Mediatek jumped to third place among mobile SoC vendors in the third quarter, and it has vowed to ship chips with 64-bit cores and LTE in 2014 as it makes a bid for markets beyond its stronghold in Asia.
  Qualcomm rose to second place (behind Apple) in SoCs for tablets in the quarter in what one market watcher called a "dramatic turn."
  The global smartphone applications processor market grew 31% from a year earlier to $4.9 billion, according to a Strategy Analytics report (subscription required).

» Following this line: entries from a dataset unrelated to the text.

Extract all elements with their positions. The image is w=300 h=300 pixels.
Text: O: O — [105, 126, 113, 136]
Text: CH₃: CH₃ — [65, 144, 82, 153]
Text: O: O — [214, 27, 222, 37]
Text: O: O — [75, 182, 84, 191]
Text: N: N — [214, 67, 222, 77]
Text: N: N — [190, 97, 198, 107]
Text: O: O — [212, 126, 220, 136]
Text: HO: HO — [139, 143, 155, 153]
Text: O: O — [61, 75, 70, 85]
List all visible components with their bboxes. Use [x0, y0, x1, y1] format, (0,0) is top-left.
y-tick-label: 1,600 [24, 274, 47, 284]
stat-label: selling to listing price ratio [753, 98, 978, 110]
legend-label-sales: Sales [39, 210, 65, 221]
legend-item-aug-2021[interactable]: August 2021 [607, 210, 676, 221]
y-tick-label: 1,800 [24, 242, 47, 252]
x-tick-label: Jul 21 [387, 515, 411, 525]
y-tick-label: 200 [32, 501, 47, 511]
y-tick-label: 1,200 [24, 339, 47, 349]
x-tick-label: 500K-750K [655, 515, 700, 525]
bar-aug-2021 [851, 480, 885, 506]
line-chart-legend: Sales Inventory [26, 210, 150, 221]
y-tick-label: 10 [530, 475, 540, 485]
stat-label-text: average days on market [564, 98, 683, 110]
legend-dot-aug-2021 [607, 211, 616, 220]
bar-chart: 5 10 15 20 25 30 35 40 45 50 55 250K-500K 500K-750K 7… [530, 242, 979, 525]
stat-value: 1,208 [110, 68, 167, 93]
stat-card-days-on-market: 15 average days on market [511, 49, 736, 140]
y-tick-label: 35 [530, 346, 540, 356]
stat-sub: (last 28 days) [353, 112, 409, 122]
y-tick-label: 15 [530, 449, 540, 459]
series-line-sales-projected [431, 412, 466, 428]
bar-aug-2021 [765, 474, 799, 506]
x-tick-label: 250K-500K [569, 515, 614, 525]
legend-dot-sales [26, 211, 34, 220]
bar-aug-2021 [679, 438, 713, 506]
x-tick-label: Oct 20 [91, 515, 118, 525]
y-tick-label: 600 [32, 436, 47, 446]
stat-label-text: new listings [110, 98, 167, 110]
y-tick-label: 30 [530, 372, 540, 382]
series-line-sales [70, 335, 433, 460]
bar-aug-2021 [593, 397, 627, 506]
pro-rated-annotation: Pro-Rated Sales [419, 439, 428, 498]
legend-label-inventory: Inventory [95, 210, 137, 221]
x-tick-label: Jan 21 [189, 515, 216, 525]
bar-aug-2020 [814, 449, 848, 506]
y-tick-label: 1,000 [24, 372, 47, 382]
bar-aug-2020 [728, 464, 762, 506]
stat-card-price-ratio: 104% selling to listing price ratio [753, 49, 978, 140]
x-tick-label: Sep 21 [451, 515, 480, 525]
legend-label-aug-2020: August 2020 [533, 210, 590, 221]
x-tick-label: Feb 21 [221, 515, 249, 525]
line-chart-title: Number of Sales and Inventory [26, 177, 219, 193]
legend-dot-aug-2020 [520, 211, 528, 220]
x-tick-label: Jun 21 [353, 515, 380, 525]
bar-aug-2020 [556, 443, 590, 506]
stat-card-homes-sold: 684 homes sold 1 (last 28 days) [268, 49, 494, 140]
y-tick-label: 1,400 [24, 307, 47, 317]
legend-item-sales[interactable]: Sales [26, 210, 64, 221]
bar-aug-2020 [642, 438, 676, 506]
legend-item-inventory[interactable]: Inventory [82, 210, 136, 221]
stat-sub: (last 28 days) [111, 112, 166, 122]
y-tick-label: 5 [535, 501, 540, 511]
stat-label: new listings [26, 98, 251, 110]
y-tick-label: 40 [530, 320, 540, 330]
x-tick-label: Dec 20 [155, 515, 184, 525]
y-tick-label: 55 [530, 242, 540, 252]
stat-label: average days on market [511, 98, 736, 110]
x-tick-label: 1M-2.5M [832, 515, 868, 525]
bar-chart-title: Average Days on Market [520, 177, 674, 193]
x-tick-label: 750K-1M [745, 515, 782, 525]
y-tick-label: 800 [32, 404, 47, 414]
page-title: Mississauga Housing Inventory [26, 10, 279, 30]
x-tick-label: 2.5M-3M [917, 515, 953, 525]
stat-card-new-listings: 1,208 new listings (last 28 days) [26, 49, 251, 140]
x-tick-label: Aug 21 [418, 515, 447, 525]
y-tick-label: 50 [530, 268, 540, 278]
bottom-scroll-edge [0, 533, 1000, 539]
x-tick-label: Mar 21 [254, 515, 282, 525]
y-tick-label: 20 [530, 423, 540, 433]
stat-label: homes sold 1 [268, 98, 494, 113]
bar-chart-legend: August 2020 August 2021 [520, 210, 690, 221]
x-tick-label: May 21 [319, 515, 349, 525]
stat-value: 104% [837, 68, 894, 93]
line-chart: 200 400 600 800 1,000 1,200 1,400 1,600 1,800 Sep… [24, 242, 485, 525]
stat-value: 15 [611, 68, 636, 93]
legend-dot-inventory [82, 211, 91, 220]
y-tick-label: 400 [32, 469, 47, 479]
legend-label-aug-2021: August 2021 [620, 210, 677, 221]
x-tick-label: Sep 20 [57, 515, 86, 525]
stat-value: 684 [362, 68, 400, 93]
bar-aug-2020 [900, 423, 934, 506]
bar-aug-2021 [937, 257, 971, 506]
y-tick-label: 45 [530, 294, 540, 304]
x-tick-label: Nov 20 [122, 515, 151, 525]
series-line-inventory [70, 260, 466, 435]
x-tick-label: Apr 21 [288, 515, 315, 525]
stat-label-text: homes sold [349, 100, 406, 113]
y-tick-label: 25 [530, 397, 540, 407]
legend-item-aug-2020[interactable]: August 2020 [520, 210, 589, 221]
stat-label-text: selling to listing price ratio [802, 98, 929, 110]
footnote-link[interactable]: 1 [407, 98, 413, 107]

  Qualcomm, Apple, Mediatek, Samsung, and Spreadtrum were the top five revenue earners, capturing 80% of the smartphone SoC market in the quarter. Qualcomm continued to dominate the sector with a 53% revenue share. Mediatek took third place with 10%.
  Mohit Bhushan, Mediatek's vice president and general manager of US corporate marketing, told us the company will integrate LTE into its SoCs in 2014. It also will roll out SoCs with 64-ARM cores using ARM's big.little architecture, targeting tablet and handsets. The integration will make Mediatek's chips "very mainstream and ready for the US [and] the European market" as the company aims at higher-end devices.
  Finbarr Moynihan, Mediatek's general manager of international sales and marketing, said at a press conference: "Mediatek has been very strong in China, southeast Asia, and doing better in Europe... but our marketshare in the US is still quite small. I think there's opportunity to ship more products, to have our customers ship more products. LTE is a key part of that."
  Moynihan predicted that Mediatek will ship more than 200 million SoCs for smartphones by the end of the year. In 2014, it will continue to push its MT6592 octa-core processor internationally, though it will be in phones in Asian markets by yearend.
  Samsung's Exynos 5 Octa processor hasn't attained the same success as its previous version. Strategy Analytics said the LTE-integrated chip "can enable Samsung to go after the high-volume mid-range market in 2014 and thus regain some volume share."